From the hallway a cry could be heard as someone called out “Geezus H. Who made the coffee?” I lowered my eyes as the Manager walked by my office. Lamely I raised my hand and said I did. “How much did you use?” It turned out that when you use the scoop which was conveniently left inside the can one usually measured out three scoops. I had measured out twelve, one for each cup. Memo- buy coffee that’s pre-measured! Everyone took the mistake well and Joy proceeded to make a fresh pot laughing and joking about my inexperience in the use of simple domestic household appliances. I stood by watching, having dumped my own cup out before I had even had a taste.

Crisis over I went back to my desk and just plopped in my chair. Joy followed, not having forgotten our earlier beginning of a conversation. There was no escape. I would have to tell her now. Asking her to close the door, I looked her straight in the eye and told her the whole nightmarish story of the events the night before. The tears, the fears and my shaking were unabated now. But I had a friend, a sister who was not about to let me deal with it all alone. After a hug and a few well chosen words about Jim’s ancestry we just sat there in silence. I was drained, but it felt good and I knew it would be alright.

As we sat there discussing my next course of action my phone rang. Clearing my throat I answered it with my best phone manner voice. It was my son, Jamie. His father had called and given him the news.
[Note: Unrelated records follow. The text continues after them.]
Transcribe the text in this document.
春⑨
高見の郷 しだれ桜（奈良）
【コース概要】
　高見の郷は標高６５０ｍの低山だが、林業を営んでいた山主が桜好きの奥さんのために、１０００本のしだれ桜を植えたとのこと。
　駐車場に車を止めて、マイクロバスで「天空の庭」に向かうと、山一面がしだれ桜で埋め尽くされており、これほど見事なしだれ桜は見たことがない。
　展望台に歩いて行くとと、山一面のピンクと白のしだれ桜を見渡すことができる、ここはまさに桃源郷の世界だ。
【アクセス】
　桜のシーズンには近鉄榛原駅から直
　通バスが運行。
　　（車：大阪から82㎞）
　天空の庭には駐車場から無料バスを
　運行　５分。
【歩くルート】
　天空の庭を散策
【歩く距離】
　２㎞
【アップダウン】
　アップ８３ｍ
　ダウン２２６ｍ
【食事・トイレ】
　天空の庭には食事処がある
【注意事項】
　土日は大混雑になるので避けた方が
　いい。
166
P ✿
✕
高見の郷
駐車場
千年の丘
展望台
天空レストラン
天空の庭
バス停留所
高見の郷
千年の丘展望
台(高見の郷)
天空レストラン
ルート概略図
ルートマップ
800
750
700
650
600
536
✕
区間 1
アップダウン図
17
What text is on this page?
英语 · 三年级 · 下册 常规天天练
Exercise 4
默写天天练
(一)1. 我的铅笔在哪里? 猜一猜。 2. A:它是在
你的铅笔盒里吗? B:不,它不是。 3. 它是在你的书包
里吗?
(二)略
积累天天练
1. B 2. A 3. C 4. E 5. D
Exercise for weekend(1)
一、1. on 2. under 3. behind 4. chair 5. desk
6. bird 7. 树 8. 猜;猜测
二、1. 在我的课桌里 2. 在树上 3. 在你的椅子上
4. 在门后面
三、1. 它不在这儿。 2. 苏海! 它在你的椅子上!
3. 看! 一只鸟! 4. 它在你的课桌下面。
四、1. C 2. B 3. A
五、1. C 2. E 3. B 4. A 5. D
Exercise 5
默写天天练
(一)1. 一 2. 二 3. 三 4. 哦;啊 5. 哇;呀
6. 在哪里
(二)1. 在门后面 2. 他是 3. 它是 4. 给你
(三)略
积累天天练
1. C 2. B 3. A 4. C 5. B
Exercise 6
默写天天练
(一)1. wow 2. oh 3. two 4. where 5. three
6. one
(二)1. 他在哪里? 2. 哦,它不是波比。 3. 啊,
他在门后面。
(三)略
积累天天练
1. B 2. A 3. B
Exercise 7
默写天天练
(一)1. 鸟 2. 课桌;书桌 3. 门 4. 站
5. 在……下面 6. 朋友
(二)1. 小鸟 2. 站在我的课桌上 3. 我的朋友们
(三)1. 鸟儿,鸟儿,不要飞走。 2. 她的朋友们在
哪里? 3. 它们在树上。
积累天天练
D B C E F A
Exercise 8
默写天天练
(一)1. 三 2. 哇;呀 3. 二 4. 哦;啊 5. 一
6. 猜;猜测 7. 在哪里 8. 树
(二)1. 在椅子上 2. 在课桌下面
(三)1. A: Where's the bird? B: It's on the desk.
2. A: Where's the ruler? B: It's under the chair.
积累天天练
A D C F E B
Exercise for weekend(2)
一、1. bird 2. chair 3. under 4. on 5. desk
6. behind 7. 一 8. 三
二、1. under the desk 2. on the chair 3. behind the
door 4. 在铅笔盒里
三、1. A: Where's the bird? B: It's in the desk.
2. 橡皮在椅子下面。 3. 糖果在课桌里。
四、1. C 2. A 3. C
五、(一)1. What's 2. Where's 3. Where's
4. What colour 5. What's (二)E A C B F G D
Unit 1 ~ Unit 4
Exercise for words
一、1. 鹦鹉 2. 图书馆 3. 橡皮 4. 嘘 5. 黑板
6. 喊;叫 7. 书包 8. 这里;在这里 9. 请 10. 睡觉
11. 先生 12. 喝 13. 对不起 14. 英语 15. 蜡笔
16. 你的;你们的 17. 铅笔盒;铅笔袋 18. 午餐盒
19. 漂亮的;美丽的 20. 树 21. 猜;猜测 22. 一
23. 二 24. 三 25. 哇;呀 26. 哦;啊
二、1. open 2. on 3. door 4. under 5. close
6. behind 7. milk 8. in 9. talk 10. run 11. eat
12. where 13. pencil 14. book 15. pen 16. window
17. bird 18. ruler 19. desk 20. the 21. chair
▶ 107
He was understandably upset and worried about me. He said he was coming right down.

I couldn’t believe it! Jim was calling the kids, our friends, everyone we knew to tell them he was moving out and that our marriage was over. He had effectively pre-empted any hope of my first being able to cope with this disaster and finding a way to minimize the avalanche of gossip and rumors. The cat was out of the bag and my universe was spinning out of control. I needed a life raft and a way to put order back in my life.